The judge signed off. I sent the $25 fee and, after a wrong file sent initially, I finally received it: a 1941 document certifying the live birth 18 years earlier – must have been created for my dad’s matriculation to college – listing his birth parents.
I learned the name my dad once bore. I then took his unmarried parents’ names (omitting them here) and scoured the Internet. No luck on the mother, but I did find the father’s obituary in a 1973 Butte newspaper.
The photo of this copper miner who went on to raise another family bore some resemblance to my dad. I found discrepancies between the birth certificate and the obituary. Neither is guaranteed accurate. As my historian (and female) wife pointed out, the mother, at age 20, could have given birth without the father, 26. She could well have given incorrect information about the father to the hospital clerk.
My aunt had always been told romantically that my father was born to two students at the University of Montana who couldn’t afford to keep him. These documents suggest a less committed relationship.

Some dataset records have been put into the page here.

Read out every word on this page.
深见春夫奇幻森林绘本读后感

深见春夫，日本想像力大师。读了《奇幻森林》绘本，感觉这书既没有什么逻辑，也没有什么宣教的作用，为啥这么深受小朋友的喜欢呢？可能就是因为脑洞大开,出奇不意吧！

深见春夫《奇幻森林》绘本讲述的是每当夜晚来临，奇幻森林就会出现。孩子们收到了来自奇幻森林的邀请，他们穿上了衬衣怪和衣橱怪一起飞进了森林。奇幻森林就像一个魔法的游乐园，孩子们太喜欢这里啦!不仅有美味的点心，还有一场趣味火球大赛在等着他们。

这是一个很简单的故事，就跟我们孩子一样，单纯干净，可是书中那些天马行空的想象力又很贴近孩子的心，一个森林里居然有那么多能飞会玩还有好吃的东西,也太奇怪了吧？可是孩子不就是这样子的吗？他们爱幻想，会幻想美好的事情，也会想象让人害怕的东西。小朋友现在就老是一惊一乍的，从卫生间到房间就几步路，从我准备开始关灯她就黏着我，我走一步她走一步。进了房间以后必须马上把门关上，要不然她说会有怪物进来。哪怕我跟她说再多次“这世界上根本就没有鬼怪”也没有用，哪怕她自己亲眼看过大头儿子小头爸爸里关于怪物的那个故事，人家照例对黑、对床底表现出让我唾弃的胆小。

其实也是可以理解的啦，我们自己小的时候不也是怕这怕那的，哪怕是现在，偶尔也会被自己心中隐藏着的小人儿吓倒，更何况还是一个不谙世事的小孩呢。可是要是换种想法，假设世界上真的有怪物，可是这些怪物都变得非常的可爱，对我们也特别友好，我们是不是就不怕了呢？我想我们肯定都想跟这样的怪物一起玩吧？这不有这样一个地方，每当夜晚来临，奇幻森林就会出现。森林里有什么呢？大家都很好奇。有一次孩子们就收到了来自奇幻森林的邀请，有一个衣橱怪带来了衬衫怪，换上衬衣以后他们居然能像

Whatever the circumstances, my dad turned out fine. I only wish he were around so I could share all he inspired me to learn.
* * *
Sat in on a local VIP-studded fundraising breakfast June 7 at Army Navy Country Club, a benefit for the homegrown charity Linden Resources.
As the largest Arlington-based employer of people with disabilities, Linden (named for the tree with heart-shaped leaves) trains and annually places 450 challenged individuals – including wounded warriors – in steady jobs. Its own staffers perform federal contract services in document conversion, shredding and warehouse fulfillment.
Successful program graduate Mike Erb gave a moving testimonial: “I have the dedication and commitment employers find difficult to find.”